Jeff Sanchez

Profile
- Position: Safety

Personal information
- Born: May 11, 1962 (age 64) Fort Oglethorpe, Georgia, U.S.
- Listed height: 5 ft 11 in (1.80 m)
- Listed weight: 180 lb (82 kg)

Career information
- High school: Mater Dei (Santa Ana, California)
- College: Fullerton JC (1980–1981) Georgia (1982–1984)
- NFL draft: 1985: 12th round, 327th overall pick

Career history
- Pittsburgh Steelers (1985)*;
- * Offseason or practice squad member only

Awards and highlights
- Consensus All-American (1984); 2× First-team All-SEC (1982, 1984);

= Jeff Sanchez (defensive back, born 1962) =

American football player

Jeff R. Sanchez (born May 11, 1962) is an American former college football safety who played for the Georgia Bulldogs. He was a consensus All-American in 1984. He was selected by the Pittsburgh Steelers in the twelfth round of the 1985 NFL draft.

==Early life==
Jeff R. Sanchez was born on May 11, 1962, in Fort Oglethorpe, Georgia. He attended Mater Dei High School in Santa Ana, California, where he played high school football as a quarterback and defensive back. He also participated in basketball and track in high school.

==College career==
Coming out of high school, Sanchez did not receive any scholarship offers from major colleges. He instead opted to play college football at Fullerton Junior College from 1980 to 1981 as a free safety. He then transferred to play for the Georgia Bulldogs of the University of Georgia. His nine interceptions in 1982 were the second most in the country.

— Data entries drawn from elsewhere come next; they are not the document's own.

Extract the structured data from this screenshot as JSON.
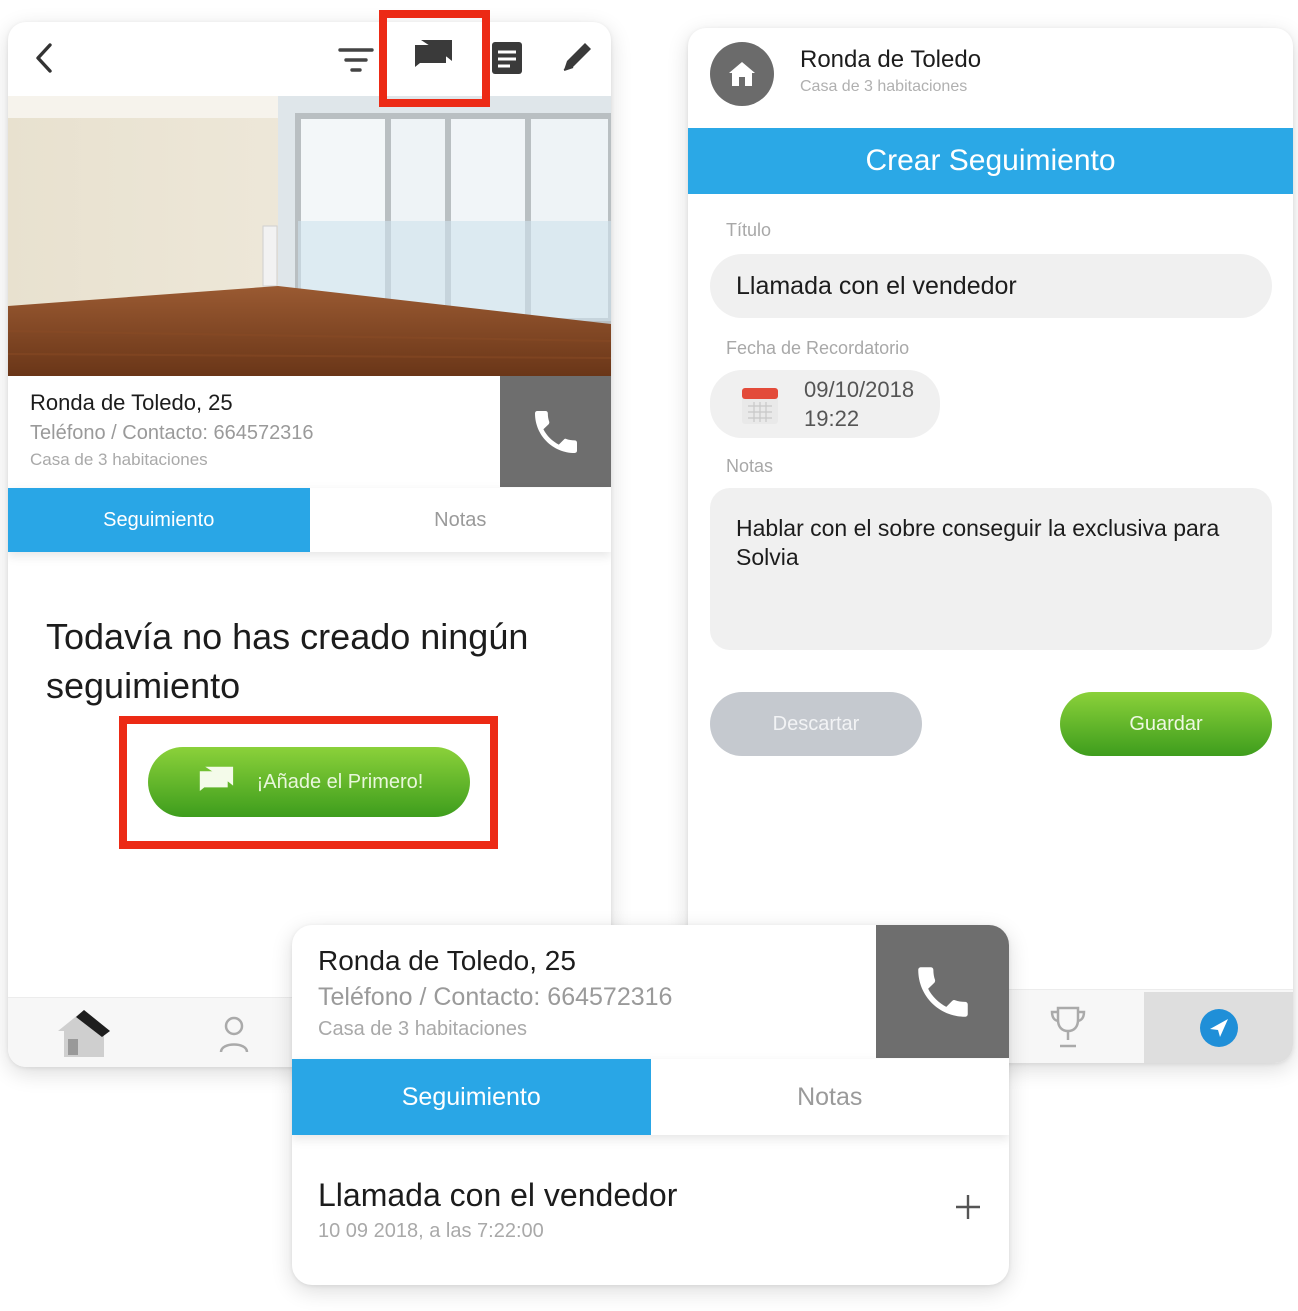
{
  "left_screen": {
    "top_icons": [
      "chevron-left-icon",
      "filter-icon",
      "chat-bubbles-icon",
      "list-icon",
      "pencil-icon"
    ],
    "property": {
      "title": "Ronda de Toledo, 25",
      "contact": "Teléfono / Contacto: 664572316",
      "subtitle": "Casa de 3 habitaciones"
    },
    "tabs": [
      "Seguimiento",
      "Notas"
    ],
    "empty_message": "Todavía no has creado ningún seguimiento",
    "add_button_label": "¡Añade el Primero!",
    "nav_icons": [
      "house-icon",
      "user-icon"
    ]
  },
  "right_screen": {
    "header": {
      "title": "Ronda de Toledo",
      "subtitle": "Casa de 3 habitaciones"
    },
    "banner": "Crear Seguimiento",
    "titulo_label": "Título",
    "titulo_value": "Llamada con el vendedor",
    "fecha_label": "Fecha de Recordatorio",
    "fecha_date": "09/10/2018",
    "fecha_time": "19:22",
    "notas_label": "Notas",
    "notas_value": "Hablar con el sobre conseguir la exclusiva para Solvia",
    "discard_label": "Descartar",
    "save_label": "Guardar",
    "nav_icons": [
      "trophy-icon",
      "compass-icon"
    ]
  },
  "bottom_card": {
    "property": {
      "title": "Ronda de Toledo, 25",
      "contact": "Teléfono / Contacto: 664572316",
      "subtitle": "Casa de 3 habitaciones"
    },
    "tabs": [
      "Seguimiento",
      "Notas"
    ],
    "item": {
      "title": "Llamada con el vendedor",
      "date": "10 09 2018, a las 7:22:00"
    }
  },
  "colors": {
    "accent_blue": "#29a6e6",
    "green": "#5ab42a",
    "highlight_red": "#ec2a15",
    "call_gray": "#6e6e6e"
  }
}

Sanchez was named first-team All-SEC by both the Associated Press (AP) and United Press International (UPI) for the 1982 season. He was redshirted in 1983 due to a broken arm. He recorded four interceptions his senior year in 1984, garnering consensus All-American honors. He was also named first-team All-SEC by both the AP and UPI in 1984. Sanchez posted 211 tackles during his time at Georgia.

==Professional career==
Sanchez was selected by the Pittsburgh Steelers in the twelfth round, with the 327th overall pick, of the 1985 NFL draft. In regards to his late selection in the draft, Sanchez stated "No one ever said much to me about when I'd be picked. I guess my size scared off some teams." He was waived by the Steelers in August 1985.